The historic Spode factory is, along with the Coalport works at Ironbridge and the Davenport Works at Longport, one of the last two remaining “great name” ceramics factories from the Industrial Revolution—Wedgwood’s Etruria is all but gone, Minton at Stoke was demolished in recent years and a super-market now stands on the site, the early Worcester and Derby factories are long gone.
The Spode site is also still rich in historic buildings from Josiah ll’s time (1797-1828), including the china terrace, the mould stores and the building which housed a Boulton and Watt beam engine from 1810. Many of these have changed little since they were built and features such as clay lifts, mould stores, china painters’ studios and the counting house can still be seen in more or less their original forms. The unaltered condition of the interiors of some of the buildings since the 19th century adds to the uniqueness of the site.
The site is likely to offer an archaeological feast. Various small excavations in past decades have unearthed thousands of shards and wasters from the late eighteenth and nineteenth centuries, but little from Josiah I’s time or earlier (the site had been a potworks since the 1740s). It is a paradox that although Josiah I died a very rich man after twenty years of production at his factory, to this day very little of what he produced has been positively identified – whatever shards might be found beneath the Spode site could provide the basis for identifying much more.
In recent years, the condition of many of the buildings on the Spode site has deteriorated, especially after 2008 when Spode ceased manufacturing. In 2016, the owner of the site, Stoke on Trent City Council, commenced a major regeneration project.
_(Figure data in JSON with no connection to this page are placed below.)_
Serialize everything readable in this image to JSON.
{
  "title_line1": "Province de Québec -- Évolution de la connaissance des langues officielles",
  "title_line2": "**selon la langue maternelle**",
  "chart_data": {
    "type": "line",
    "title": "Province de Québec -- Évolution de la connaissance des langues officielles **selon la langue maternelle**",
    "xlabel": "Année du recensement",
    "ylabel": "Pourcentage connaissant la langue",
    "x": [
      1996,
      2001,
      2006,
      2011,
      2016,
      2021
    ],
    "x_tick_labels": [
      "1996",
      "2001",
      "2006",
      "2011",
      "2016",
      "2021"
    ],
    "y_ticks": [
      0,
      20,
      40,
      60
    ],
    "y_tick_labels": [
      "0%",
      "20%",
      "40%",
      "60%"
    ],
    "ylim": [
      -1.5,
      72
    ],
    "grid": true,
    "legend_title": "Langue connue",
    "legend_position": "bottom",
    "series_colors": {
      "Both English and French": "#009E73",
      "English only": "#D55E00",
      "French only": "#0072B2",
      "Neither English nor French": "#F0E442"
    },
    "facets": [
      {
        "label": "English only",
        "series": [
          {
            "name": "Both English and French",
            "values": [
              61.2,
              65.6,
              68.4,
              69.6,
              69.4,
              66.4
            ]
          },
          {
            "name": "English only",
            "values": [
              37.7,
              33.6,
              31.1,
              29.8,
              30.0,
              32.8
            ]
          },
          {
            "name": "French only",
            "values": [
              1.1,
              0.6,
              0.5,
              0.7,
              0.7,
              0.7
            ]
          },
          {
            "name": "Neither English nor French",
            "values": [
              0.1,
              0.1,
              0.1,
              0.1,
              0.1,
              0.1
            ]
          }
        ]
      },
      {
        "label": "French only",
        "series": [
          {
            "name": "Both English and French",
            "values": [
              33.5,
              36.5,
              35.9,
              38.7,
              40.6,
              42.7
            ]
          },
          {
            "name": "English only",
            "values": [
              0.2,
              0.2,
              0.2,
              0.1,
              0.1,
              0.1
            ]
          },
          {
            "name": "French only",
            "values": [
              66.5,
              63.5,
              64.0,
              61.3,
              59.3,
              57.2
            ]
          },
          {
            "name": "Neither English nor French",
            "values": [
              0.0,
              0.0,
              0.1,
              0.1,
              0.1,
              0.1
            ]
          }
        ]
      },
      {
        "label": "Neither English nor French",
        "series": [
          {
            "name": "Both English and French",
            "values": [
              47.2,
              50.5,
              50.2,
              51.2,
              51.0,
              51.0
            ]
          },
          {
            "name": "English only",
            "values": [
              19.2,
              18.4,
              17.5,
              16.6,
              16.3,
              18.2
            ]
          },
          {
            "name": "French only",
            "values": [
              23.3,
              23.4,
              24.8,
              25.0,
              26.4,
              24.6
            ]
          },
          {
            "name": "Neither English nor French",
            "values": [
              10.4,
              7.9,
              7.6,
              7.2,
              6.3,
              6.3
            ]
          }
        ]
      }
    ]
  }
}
Substantial structural repairs are being made to several of the historic buildings, including the China Terrace and the first phase refurbishment of the buildings in which the Spode Museum Trust Heritage Centre is located together with other early buildings which are earmarked for use as craft workshops, a restaurant, student accommodation and some retail activities. Some unwanted 20th century buildings have been demolished and their absence has enhanced the visual impact of the historic buildings that remain.
The town of Stoke was built around Spode. Many of its streets, which still survive in part, were built by Josiah II and the early Copelands to house their workers. The Spode site is not just of National importance from an historical perspective, but is also the centrepiece of Stoke Town’s heritage. The refurbishment work is not yet complete, but the Council’s intention is that the site will evolve into a Creative Village reflecting its history and its heritage contribution.